LCQ14: Water quality of Victoria Harbour
Regarding improvement to the water quality of the Victoria Harbour, will the Government inform this Council:
(1) of the number of complaints received by the authorities in the past three years concerning the stenches emitted from the Victoria Harbour waters; the districts involved in such complaints; apart from the works to construct dry weather flow interceptors in Kowloon and Tsuen Wan and rehabilitate trunk sewers intended to be carried out, of the authorities' new measures to mitigate the impact of the stenches on the residents; and
(2) given that the authorities commenced a two-year consultancy study in early 2016 to ascertain the improvement measures required based on the specific causes of near shore pollution, of the details and progress of the study; when the authorities will publish the study report and whether they will conduct public consultation on the improvement measures?
(1) In the past three years, the Environmental Protection Department (EPD) received 51 complaint cases from members of the public about the odour nuisance of the Victoria Harbour waters, involving the districts of Wan Chai (one case), Yau Tsim Mong (29 cases), Kowloon City (seven cases) and Tsuen Wan (14 cases).
The Government has been taking actions and allocating resources to upgrade the sewage collection and treatment systems for improving the quality of coastal waters of the Victoria Harbour. With the phased implementation of the Harbour Area Treatment Scheme (HATS), the water quality of the Victoria Harbour has been significantly improved. With all the sewage in the Victoria Harbour catchment transported to the Stonecutters Island Sewage Treatment Works after the commissioning of HATS Stage 2A in December 2015, the water quality of Victoria Harbour has shown further improvement.
In the densely-populated coastal areas that have been developed for many years, the odour nuisance was caused by discharged wastewater that was not collected by the public sewers network, and wastewater and pollutants entered the Victoria Harbour through the storm drainage system. These residual discharges originated from various pollution sources, including misconnections of foul water pipes from buildings and public sewers to the storm drainage systems as well as road side pollutants entering into the storm drainage system. Apart from the proposed projects to construct dry weather flow interceptors and rehabilitate trunk sewers in West Kowloon and Tsuen Wan, the EPD has collaborated with other departments to implement the following measures to reduce near shore pollution:
(a) The EPD, the Buildings Department (BD) and the Drainage Services Department (DSD) jointly follow up and rectify the foul water pipe misconnection cases;
(b) The DSD carries out inspections, repair and clearing of sediments for the public sewers and storm drainage systems on a regular basis;
(c) The Food and Environmental Hygiene Department (FEHD) and the Highways Department provide routine rubbish clean-up services in public places and streets, as well as regular clearing of sediment in gully traps to reduce the amount of pollutants discharged into the storm drainage system and the subsequent near shore water quality and odour problems; and
(d) The Marine Department cleans up floating refuse and provides free refuse collection service for vessels on a daily basis to prevent potential odour generated by the marine refuse.
Regarding the control of wastewater discharge, the EPD prohibits the illegal discharge of sewage or pollutants under the Water Pollution Control Ordinance (Cap 358).

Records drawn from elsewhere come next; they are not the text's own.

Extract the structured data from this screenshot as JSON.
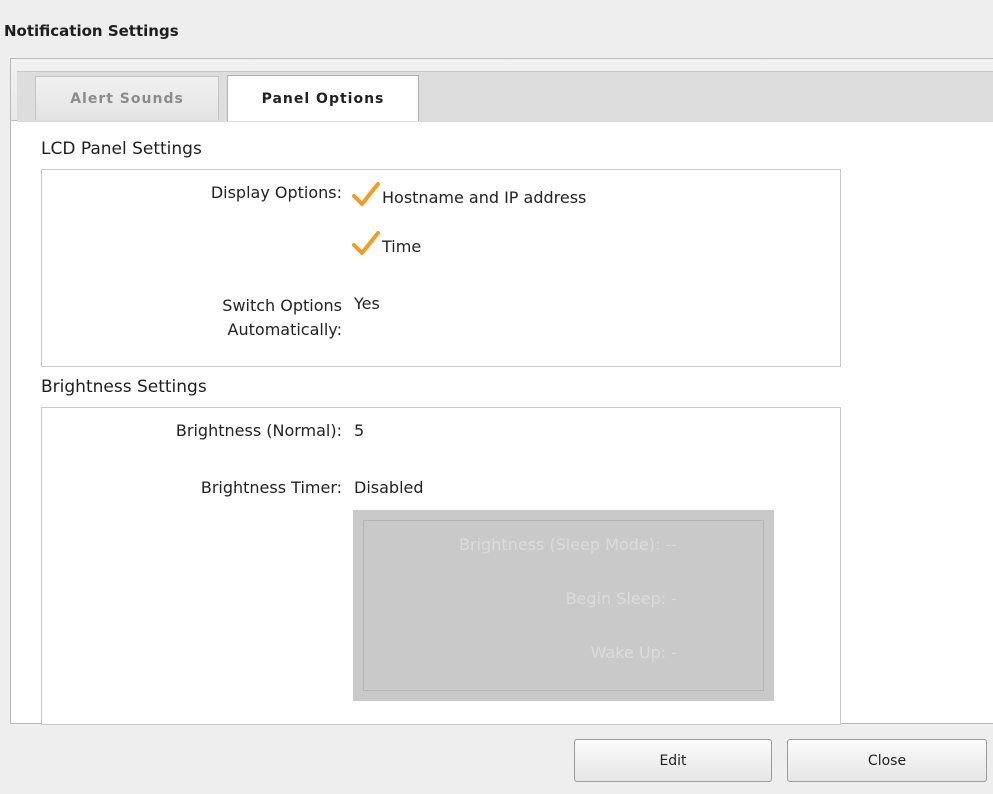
{
  "window": {
    "title": "Notification Settings"
  },
  "tabs": [
    {
      "label": "Alert Sounds",
      "active": false
    },
    {
      "label": "Panel Options",
      "active": true
    }
  ],
  "lcd": {
    "section_title": "LCD Panel Settings",
    "display_options_label": "Display Options:",
    "display_options": [
      "Hostname and IP address",
      "Time"
    ],
    "switch_label_line1": "Switch Options",
    "switch_label_line2": "Automatically:",
    "switch_value": "Yes"
  },
  "brightness": {
    "section_title": "Brightness Settings",
    "normal_label": "Brightness (Normal):",
    "normal_value": "5",
    "timer_label": "Brightness Timer:",
    "timer_value": "Disabled",
    "sleep_mode": "Brightness (Sleep Mode): --",
    "begin_sleep": "Begin Sleep: -",
    "wake_up": "Wake Up: -"
  },
  "buttons": {
    "edit": "Edit",
    "close": "Close"
  },
  "colors": {
    "check": "#f39c1d",
    "disabled_panel": "#c9c9c9"
  }
}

The BD regulates the misconnections of foul water pipes in buildings under the Buildings Ordinance (Cap 123). The FEHD regulates the illegal discharge of wastewater to reduce pollutants from entering into the storm drainage system.
(2) To further enhancing the quality of coastal waters of Victoria Harbour, the EPD has commissioned a consultancy study in January 2016 to identify the specific causes of near shore pollution through evidence-based reviews and various analyses. The study will then identify targeted solutions through prevention at source and pollution control measures. The research team is now conducting a survey on near shore odour, water quality and source of pollution in relevant coastal districts. The survey is anticipated to complete by the end of 2017 with a view to finalise the preliminary research report by 2018. The EPD will report the study findings to the Legislative Council and consult the relevant District Councils and stakeholders on the improvement measures at an appropriate juncture. During the course of the study, relevant department will, subject to the availability of practical solution and resource, seek to address those identified pollution problems as quickly as possible without having to wait until the completion of the study.